Sans soleil, dont l’image a été confiée au chef opérateur belge Olivier Boonjing auquel on doit des films comme Parasol, Lola vers la mer ou Je me tue à le dire, est une expérience de cinéma. Film minimaliste par les mots et l’intrigue, il appelle une vision maximaliste, qui laisse la place aux ambiances, aux atmosphères, aux images de la nature toute-puissante qui semble reprendre ses droits. Laisser place aussi à la figure paradoxale du soleil, source de vie, mais aussi de destruction. C’est ce paradoxe insoutenable qui laisse présager l’instauration du chaos. C’est face aussi à cette nature toute puissante qui se rappelle au souvenir de l’humanité que le recours à une spiritualité d’ordre mystique ou religieuse fait peut-être office d’ultime rempart.
Tourné avant le Covid, cette dystopie revêt des allures prophétiques, aussi bien sur les symptômes que les effets, les affrontements, les aveuglements, les fractures sociétales.
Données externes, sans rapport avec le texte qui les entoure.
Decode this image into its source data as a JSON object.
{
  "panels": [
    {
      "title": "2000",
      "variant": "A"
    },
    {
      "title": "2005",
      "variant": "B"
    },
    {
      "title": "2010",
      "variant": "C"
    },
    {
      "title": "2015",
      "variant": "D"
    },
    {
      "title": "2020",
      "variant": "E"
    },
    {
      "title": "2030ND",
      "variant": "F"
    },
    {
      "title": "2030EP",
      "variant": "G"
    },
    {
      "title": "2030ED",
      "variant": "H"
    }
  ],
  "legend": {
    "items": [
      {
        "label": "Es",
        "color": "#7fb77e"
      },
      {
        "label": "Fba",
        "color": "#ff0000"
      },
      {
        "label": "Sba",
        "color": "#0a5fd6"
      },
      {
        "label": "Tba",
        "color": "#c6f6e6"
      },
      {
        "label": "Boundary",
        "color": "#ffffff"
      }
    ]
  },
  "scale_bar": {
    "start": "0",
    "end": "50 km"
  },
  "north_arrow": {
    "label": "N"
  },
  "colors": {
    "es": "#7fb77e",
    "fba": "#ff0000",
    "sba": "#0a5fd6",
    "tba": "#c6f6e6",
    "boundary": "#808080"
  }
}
C’est aussi un beau portrait d’adolescent, porté par la silhouette presque insaisissable de Louka Minella (découvert par beaucoup dans Coyotes), qui campe un Joey intense et inquiet, avare de mots mais pas d’émotions.
Dans le rôle de sa mère, un rôle retenu, presque comme une parenthèse qui encadre le récit, on retrouve la comédienne italienne Asia Argento, apparition furtive, souvenir indélébile qui hante la mémoire de Joey.
Dans son présent et sa réalité, on retrouve une belle série de comédiens belges. La « Madone aux gouttes », celle qui l’entraîne dans sa quête de la mère est incarnée par Sandrine Blancke. Ses parents sont interprétés par Astrid Whettnall et Antoine Mathieu. On croise aussi Jean-Benoît Ugeux, Ekin Corapci ou Maxi Delmelle.
Le film sera présenté en avant-première le 15 mars au Festival International du Film de Mons, et devrait sortir fin avril en Belgique.